Tips on soft ice cream and hard ice cream


Before understanding soft ice cream and hard ice cream, […]

Before understanding soft ice cream and hard ice cream, we must first know what ice cream is. what? You already know? I think you don’t know enough. Then let us read on together.

What is ice cream?

Ice cream is made of drinking water, milk, milk powder, cream (or vegetable oil), sugar, etc. as the main raw materials, adding appropriate food additives, and volume expansion made by mixing, sterilizing, homogenizing, aging, freezing, hardening and other processes Frozen food. It can be mass produced by industrial ice cream machinery.

Ice cream includes soft ice cream and hard ice cream. So what are their characteristics?

Soft ice cream (italian style ice cream): There is no hardening process in the production process of soft ice cream, and the expansion rate is 30%-60%. Generally, it can be made and sold in an ice cream machine.
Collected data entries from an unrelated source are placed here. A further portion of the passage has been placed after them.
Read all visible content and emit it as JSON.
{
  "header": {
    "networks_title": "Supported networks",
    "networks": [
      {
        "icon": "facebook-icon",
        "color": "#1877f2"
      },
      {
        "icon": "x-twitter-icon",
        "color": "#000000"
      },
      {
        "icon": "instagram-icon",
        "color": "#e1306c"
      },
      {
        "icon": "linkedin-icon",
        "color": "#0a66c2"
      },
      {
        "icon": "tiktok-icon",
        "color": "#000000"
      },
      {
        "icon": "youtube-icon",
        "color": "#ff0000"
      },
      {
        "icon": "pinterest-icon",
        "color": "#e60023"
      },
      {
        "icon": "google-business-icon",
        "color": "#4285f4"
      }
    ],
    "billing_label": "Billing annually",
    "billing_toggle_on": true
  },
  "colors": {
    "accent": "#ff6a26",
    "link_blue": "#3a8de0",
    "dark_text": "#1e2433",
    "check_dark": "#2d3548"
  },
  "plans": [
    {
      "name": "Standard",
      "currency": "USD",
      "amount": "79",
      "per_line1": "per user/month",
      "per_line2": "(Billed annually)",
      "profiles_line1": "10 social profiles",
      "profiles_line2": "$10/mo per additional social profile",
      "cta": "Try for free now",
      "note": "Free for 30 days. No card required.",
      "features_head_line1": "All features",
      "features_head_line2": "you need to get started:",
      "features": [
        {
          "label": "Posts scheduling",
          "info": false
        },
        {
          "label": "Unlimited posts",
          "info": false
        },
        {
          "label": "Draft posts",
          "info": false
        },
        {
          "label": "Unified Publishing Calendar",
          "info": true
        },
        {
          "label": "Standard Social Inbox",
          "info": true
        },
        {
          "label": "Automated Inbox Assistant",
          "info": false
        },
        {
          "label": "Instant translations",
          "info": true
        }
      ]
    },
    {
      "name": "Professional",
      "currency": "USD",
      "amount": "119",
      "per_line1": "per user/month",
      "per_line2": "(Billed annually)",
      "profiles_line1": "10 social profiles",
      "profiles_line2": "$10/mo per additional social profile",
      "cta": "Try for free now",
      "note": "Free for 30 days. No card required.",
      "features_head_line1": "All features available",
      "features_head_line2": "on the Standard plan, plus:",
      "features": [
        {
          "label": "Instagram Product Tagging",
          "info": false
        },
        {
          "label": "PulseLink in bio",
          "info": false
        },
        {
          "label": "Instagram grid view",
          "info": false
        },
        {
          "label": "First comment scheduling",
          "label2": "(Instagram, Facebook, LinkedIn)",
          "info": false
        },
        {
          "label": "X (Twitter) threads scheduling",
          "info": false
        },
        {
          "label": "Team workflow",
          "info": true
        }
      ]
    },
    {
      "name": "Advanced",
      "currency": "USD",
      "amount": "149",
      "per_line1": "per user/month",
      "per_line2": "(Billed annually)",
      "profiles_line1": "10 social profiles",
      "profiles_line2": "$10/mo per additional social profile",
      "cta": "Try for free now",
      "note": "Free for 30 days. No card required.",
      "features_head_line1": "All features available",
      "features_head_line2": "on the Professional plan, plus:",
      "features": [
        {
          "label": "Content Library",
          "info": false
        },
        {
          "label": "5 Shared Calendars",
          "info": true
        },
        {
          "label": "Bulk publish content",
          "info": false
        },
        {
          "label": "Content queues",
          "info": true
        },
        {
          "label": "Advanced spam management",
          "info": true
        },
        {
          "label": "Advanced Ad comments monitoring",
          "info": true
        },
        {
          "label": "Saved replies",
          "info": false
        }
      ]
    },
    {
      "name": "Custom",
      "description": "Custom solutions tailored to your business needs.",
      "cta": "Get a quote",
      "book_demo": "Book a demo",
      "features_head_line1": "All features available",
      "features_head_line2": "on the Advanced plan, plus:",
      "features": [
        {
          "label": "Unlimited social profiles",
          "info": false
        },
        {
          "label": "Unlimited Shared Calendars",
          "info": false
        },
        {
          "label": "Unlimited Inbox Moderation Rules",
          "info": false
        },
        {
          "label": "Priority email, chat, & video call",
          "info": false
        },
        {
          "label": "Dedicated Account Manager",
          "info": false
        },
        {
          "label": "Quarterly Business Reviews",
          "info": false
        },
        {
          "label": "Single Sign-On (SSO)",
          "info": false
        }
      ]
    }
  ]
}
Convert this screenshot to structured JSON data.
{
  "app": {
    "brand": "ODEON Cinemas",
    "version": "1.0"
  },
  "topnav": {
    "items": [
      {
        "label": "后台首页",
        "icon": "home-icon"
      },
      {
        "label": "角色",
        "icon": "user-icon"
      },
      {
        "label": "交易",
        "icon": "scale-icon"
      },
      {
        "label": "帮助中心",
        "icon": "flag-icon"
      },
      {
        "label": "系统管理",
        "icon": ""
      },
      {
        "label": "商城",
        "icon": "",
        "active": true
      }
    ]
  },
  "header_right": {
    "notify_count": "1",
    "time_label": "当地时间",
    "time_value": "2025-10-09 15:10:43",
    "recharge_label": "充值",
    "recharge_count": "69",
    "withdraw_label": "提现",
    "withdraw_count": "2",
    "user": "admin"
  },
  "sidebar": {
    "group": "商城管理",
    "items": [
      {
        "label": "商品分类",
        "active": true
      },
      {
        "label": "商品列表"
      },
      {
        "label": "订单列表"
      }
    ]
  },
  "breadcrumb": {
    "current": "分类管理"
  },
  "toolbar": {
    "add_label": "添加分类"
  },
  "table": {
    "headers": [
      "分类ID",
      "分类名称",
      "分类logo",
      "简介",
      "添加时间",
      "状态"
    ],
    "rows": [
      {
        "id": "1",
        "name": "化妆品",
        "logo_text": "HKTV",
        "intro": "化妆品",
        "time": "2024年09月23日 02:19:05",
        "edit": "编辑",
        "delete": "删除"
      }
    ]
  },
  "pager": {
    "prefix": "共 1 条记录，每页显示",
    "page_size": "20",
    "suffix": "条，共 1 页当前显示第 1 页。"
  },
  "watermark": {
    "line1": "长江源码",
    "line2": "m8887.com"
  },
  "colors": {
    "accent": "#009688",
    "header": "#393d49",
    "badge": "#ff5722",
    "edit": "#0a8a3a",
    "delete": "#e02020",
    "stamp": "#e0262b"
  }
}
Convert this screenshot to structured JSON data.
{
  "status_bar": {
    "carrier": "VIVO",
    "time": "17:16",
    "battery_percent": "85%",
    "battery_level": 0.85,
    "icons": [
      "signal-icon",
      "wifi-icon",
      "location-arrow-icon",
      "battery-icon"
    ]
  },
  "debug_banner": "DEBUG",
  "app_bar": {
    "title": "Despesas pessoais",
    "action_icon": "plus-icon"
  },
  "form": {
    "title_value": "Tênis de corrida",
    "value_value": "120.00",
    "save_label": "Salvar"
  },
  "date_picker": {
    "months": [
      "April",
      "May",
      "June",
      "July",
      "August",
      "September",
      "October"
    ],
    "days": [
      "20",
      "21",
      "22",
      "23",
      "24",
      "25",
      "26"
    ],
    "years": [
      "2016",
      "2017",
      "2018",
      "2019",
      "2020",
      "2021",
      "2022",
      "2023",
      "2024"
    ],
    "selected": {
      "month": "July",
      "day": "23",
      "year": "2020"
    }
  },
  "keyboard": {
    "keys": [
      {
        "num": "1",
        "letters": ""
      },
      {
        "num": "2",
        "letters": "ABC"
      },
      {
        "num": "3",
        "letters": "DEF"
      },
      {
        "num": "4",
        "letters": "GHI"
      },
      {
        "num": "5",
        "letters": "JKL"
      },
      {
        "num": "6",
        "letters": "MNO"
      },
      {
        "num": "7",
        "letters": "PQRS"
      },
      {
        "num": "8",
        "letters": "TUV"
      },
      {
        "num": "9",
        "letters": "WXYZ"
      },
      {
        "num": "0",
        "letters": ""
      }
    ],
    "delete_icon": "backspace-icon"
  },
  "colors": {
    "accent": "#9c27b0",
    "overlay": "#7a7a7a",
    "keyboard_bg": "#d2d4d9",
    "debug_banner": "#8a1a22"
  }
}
Generally, a soft ice cream contains more nutrients (about 1.6 times) than a hard ice cream of the same volume; soft ice cream that has not been hardened will also be more creamy and mellow.

Soft ice cream was invented by J. Lyons and Co. in England in the 1930s. The former British Prime Minister Margaret Thatcher, who worked at the company as a pharmacist at the time, was also involved in the development of soft ice cream emulsifiers.

Hard ice cream (American ice cream): The expansion rate of hard ice cream (expansion rate refers to the ratio of the volume of the substance after expansion for some reason to the volume under normal conditions) is 80%-100%, and the hardening molding is to facilitate packaging and transport.

Hard ice cream is mainly processed in factories. The hard ice cream are produced by stick ice cream production line, automatic ice cream filling machine and other more different ice cream machine which provided by the ice cream machinery manufacturer and then finally frozen to the store for sale. Therefore, it can be seen from the appearance that the hard ice cream is harder. The ice particles inside are coarser.